A beech tree overlooking one of the paths around Fota House and Gardens
Huge primeval beech forests grow in the Carpathians, covering hundred of thousands of acres. The same tree grows naturally in Scandinavian countries. Fagus sylvatica (or Feá in Irish), isn’t native to Ireland but was widely planted from the 18th Century and has become naturalised around the countryside now. This European beech is commonly found in large, designed estates or forests, like Fota, where the statuesque tree has plenty of space to grow to its full height.

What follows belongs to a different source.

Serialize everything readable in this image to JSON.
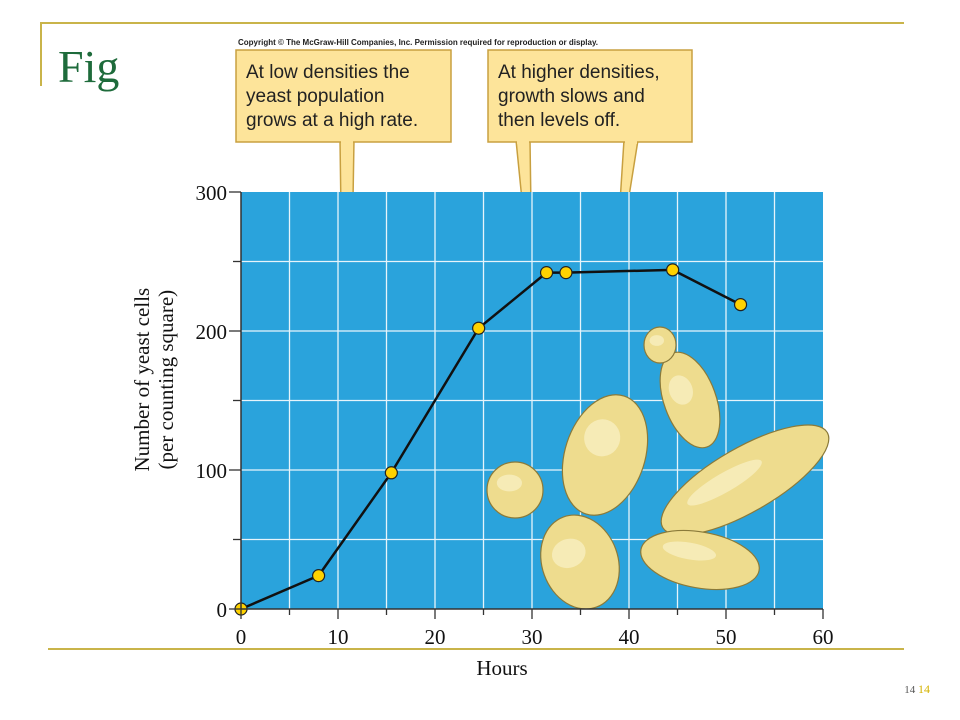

The average height is 30 m but it can reach up to 50 m in some cases. This can depend on the location of the tree and those growing in more open spaces will spread wide rather than grow very high. The European beech has a life span of between 150 and 200 years but has been known to live for 300 years. It achieves full maturity around 30.
The buds are long and slender, tightly wrapped. The leaves are simple oval shapes, with serrated edges. Beech forests are dark places. Peter Wohlleben, in his book The Hidden Life of Trees, describes how beech saplings grow under 200-year-old mother trees “whose canopies block 97% of the sunlight”. This allows just enough light to keep the young trees alive, supplemented by sugar and other nutrients from the roots of the mother trees, whom he describes as “nursing their babies”. Over the decades, these smaller trees don’t waste their energy trying to grow taller and this energy is put towards protecting themselves from pests or disease. When the elderly parent trees ultimately fall, these “well-raised” saplings will race each other to fill the new sunlit space which has opened up in the forest.
The dark beech wood is a good habitat for fungi. These fungi have a reciprocal relationship with the trees in the sense that they help the host tree obtain nutrients in exchange for some of the sugar the tree produces through photosynthesis. The root system of the beech is shallow, spreading out in all directions. The female flowers become triangular-shaped beech nuts (known as beechmast), with two inside each spiny husk. A tree will produce nuts after 10 years but not in any great abundance until it matures at 30. The profusion of beech nuts at Fota keeps a thriving population of red squirrels in food.
Fagus sylvatica is used extensively for hedging and in this format, it holds onto its leaves throughout the winter. Once established it needs to be kept trimmed but without disturbing the wildlife that make use of it for food and shelter. Ornamental beeches are popular in suburban gardens, including weeping or copper beeches. But one of the most striking planting of beeches is in the form of an avenue. A good example can be seen on the grounds of Doneraile House in North Cork. A more dramatic and now famous avenue is the one featured in the TV series, Game of Thrones. This is an avenue at the entrance of a Georgian mansion called Gracehill House, in Ballymoney, Co. Antrim. It was planted by the Stuart family in the 18th century. Such is its fame now that organised tours visit the avenue.
The beech trees in Fota aren’t quite so famous. But they are much-loved and play an important role in the Arboretum, bringing colour and warmth to the darkest corners. They cast an ancient eye over visitors, volunteers and gardeners on the winding pathways around the estate.